On September 22, 2011, the Company filed a Certificate for Renewal and Revival of Charter with Secretary of State Delaware. Pursuant to Section 312(1) of the Delaware General Corporation Law, the Company was revived under the new name of “VolitionRX Limited”. The name change to VolitionRX Limited was approved by FINRA on October 7, 2011 and became effective on October 11, 2011.

 

On October 6, 2011, the Company entered into a share exchange agreement with Singapore Volition Pte Ltd., a Singapore corporation, and the shareholders of Singapore Volition. Pursuant to the terms of the share exchange agreement, the Company has acquired all the issued and outstanding shares of Singapore Volition’s common stock in exchange for 6,908,652 shares of the Company’s common stock.
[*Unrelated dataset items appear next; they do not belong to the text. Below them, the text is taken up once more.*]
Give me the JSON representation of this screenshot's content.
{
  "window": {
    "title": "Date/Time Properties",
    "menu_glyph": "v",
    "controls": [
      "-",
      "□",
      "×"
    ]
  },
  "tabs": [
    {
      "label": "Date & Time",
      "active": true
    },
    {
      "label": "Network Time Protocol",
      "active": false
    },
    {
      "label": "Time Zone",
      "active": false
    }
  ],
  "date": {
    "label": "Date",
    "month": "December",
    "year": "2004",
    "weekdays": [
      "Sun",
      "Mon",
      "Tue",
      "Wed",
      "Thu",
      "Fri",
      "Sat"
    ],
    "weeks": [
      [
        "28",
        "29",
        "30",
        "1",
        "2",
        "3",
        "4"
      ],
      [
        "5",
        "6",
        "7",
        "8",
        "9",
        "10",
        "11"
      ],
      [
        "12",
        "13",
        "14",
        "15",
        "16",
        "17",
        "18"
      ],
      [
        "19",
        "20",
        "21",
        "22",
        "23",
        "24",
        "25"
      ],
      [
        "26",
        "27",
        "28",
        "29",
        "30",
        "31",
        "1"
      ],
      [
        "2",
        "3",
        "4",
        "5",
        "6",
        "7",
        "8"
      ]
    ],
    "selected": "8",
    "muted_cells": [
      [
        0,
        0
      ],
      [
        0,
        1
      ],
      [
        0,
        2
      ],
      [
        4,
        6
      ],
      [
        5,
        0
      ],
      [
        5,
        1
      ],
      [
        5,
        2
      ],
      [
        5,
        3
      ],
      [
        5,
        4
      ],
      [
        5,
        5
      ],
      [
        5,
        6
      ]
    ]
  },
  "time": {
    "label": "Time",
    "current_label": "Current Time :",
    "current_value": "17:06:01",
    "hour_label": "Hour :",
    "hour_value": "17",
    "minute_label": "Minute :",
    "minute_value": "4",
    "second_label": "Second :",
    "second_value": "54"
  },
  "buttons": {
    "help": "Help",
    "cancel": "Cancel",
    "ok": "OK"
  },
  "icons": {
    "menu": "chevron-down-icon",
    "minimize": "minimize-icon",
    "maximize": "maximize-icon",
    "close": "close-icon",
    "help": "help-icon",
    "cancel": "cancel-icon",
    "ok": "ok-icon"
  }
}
As a prior condition of this agreement, the Company arranged the cancellation of 1,073,000 common shares. Consequently the Company had 1,212,000 common shares issued and outstanding as of

 

October 6, 2011 immediately prior to the closing of the share exchange agreement, and 8,120,652 shares issued and outstanding upon closing of the share exchange agreement.

 

As of the closing date, the former shareholders of Singapore Volition Pte Ltd. held 85% of the issued and outstanding common shares of the Company. The issuance of the 6,908,652 common shares to the former shareholders of Singapore Volition Pte Ltd. was deemed to be a reverse acquisition for accounting purposes. Singapore Volition Pte Ltd., the acquired entity, is regarded as the predecessor entity as of October 6, 2011. The number of shares outstanding and per share amounts have been restated to recognize the recapitalization. All comparative financial data in these financial statements is that of Singapore Volition Pte Ltd.